И этот визжащий на поле толстый немец, и пожилой Одудько, вцепившийся в свою винтовку, и округлившиеся глаза Пикулева, и скинувший тельняшку Синица, весь жилистый, точно свитый из проволоки, прикипевший к пулемету, и происходящий между ним и капитаном разговор глаз: умоляющие глаза Синицы — «нормально?» и строгие глаза капитана — «еще не нормально!» — все это отпечатывается сразу, как фотография.

Сидишь в траншее, в этой случайно вырытой на чужом, неведомом поле яме, и ждешь, ждешь до последней секунды. Прямо перед глазами мясистые, пьяные, бессмысленные лица, черные орущие рты, расширенные ужасом глаза, и тебя охватывает какое-то отчаянное озорство.

— За-а-лпом, ого-онь! — хриплый голос капитана доносится откуда-то издали, словно с того света.

Не чувствуешь, как спустил курок, не слышишь выстрела, только толчок в плечо — и того пузатого на поле словно за шапку дернули: подпрыгнул, взмахнул руками, собираясь в полет, и упал, сгоряча поднялся, что-то хотел крикнуть и снова рухнул, хватая раскрытым ртом землю.

Не успел я и рассмотреть все как следует, а картина, которая только была перед глазами, вдруг оборвалась.

По всему полю — свежие, зеленые, как могилки, тихие бугорки. Некоторые еще шевелятся, извиваясь, ползут назад.

Синица, вцепившись в пулемет, стреляет по уползающим короткими, как молния, быстрыми выборочными очередями, приговаривая:

— Бенц! Бенц!

И вот, словно зажегшись от спички, вспыхивает перестрелка и справа, и слева, и где-то позади, уже в селе. Это продолжается минут десять. А потом опять тихо.

В траншее звяканье перезаряжаемых винтовок, рядом со щелканьем набивают диск, и слышно, как автоматчик считает: двадцать два… двадцать три… двадцать четыре… Где-то совсем близко что-то капает — вода или кровь? Вокруг задымленные лица, и кажется, будто всех их знаешь давно, всю жизнь, вот именно такими.

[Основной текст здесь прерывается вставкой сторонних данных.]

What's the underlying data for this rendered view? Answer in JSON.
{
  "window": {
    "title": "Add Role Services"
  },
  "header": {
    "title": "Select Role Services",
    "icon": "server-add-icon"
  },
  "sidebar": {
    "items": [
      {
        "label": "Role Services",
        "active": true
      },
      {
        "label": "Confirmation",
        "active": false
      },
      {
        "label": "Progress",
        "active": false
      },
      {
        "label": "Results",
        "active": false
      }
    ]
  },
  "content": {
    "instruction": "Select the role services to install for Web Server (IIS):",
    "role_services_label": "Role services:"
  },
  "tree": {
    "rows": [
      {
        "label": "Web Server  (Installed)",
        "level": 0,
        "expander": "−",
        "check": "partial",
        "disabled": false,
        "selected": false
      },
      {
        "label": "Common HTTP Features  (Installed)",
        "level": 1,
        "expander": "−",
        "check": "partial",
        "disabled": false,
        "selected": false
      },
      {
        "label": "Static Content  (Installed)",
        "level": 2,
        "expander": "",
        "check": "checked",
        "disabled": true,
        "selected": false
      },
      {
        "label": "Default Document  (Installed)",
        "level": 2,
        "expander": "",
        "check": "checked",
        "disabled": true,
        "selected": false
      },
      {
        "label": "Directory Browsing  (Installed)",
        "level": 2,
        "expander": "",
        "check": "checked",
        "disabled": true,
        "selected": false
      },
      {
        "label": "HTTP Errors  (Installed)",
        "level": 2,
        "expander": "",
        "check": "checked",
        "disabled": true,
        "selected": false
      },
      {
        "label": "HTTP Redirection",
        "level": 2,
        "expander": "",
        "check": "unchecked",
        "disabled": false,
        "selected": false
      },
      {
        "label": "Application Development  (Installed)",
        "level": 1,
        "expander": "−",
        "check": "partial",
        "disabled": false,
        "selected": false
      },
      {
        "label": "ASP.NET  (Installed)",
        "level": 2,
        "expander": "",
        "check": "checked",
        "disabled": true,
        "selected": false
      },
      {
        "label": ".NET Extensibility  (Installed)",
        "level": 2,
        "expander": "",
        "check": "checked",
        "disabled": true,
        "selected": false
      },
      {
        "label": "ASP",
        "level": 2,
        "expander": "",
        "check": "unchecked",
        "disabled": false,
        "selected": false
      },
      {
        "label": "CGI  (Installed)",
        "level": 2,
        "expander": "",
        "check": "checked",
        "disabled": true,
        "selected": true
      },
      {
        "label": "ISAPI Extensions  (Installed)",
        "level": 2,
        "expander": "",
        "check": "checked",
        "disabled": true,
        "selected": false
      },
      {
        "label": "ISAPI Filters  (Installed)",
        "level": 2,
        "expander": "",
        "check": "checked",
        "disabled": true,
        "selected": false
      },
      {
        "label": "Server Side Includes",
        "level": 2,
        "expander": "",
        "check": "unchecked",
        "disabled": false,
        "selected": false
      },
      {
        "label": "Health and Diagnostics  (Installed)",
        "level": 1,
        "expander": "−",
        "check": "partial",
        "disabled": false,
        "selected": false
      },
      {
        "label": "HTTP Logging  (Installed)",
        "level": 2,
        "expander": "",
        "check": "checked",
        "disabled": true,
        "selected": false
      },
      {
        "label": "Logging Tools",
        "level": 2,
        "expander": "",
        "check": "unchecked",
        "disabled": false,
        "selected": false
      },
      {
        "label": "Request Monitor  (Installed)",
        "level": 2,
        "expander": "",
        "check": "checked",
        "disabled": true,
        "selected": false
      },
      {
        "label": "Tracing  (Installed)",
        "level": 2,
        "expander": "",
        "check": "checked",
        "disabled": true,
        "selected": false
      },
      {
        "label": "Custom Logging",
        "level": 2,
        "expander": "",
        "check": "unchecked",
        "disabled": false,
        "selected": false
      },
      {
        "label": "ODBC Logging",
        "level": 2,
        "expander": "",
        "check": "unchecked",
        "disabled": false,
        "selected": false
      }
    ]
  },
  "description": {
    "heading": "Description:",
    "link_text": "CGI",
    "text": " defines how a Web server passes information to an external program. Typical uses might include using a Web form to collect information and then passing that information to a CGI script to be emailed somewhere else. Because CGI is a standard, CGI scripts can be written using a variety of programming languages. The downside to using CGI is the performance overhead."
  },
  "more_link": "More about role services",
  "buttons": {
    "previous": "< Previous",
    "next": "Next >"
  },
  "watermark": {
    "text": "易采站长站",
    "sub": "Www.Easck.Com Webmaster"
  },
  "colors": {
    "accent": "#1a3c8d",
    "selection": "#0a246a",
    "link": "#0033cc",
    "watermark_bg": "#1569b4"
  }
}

Был зной, может, последний зной этого года.

Иногда ветер подымал тучи жухлых, окостеневших листьев и бросал в лицо вместе с колючей, как размолотый камень, горячей белой пылью.

— А о чем я рассказывала? — спросила Фаина.

— Сделали ему операцию, а он тебя требует… — напомнил кто-то.

— Ну вот, — продолжала Фаина, — осталась я. Сижу и все успокаиваю его: «Теперь тебе совсем хорошо будет». А знаю, что безнадежное дело. У него глаза тусмяные такие стали, нет в них света белого. А я его все глажу по голове да напеваю: «Вот тебе и лучше стало». Он вдруг хватает меня за руку: «Сестра, поцелуй меня!» Что делать? Не при любви находишься, не при встрече, долг, государственную службу несешь. Поцеловала его. И как-то сразу он загорелся весь, глаза ожили, голубые-голубые, счастливые, словно он венчается, а не в госпитале лежит. Вздохнул покойно, глубоко, всей грудью. «Спасибо, Фаина! Теперь мне совсем хорошо стало». И выкатилась у него слеза с крупную горошину. Только и был, погас. Ни одного раненого я на поле сражения не оставила, чисто мое сердце, совесть моя чиста.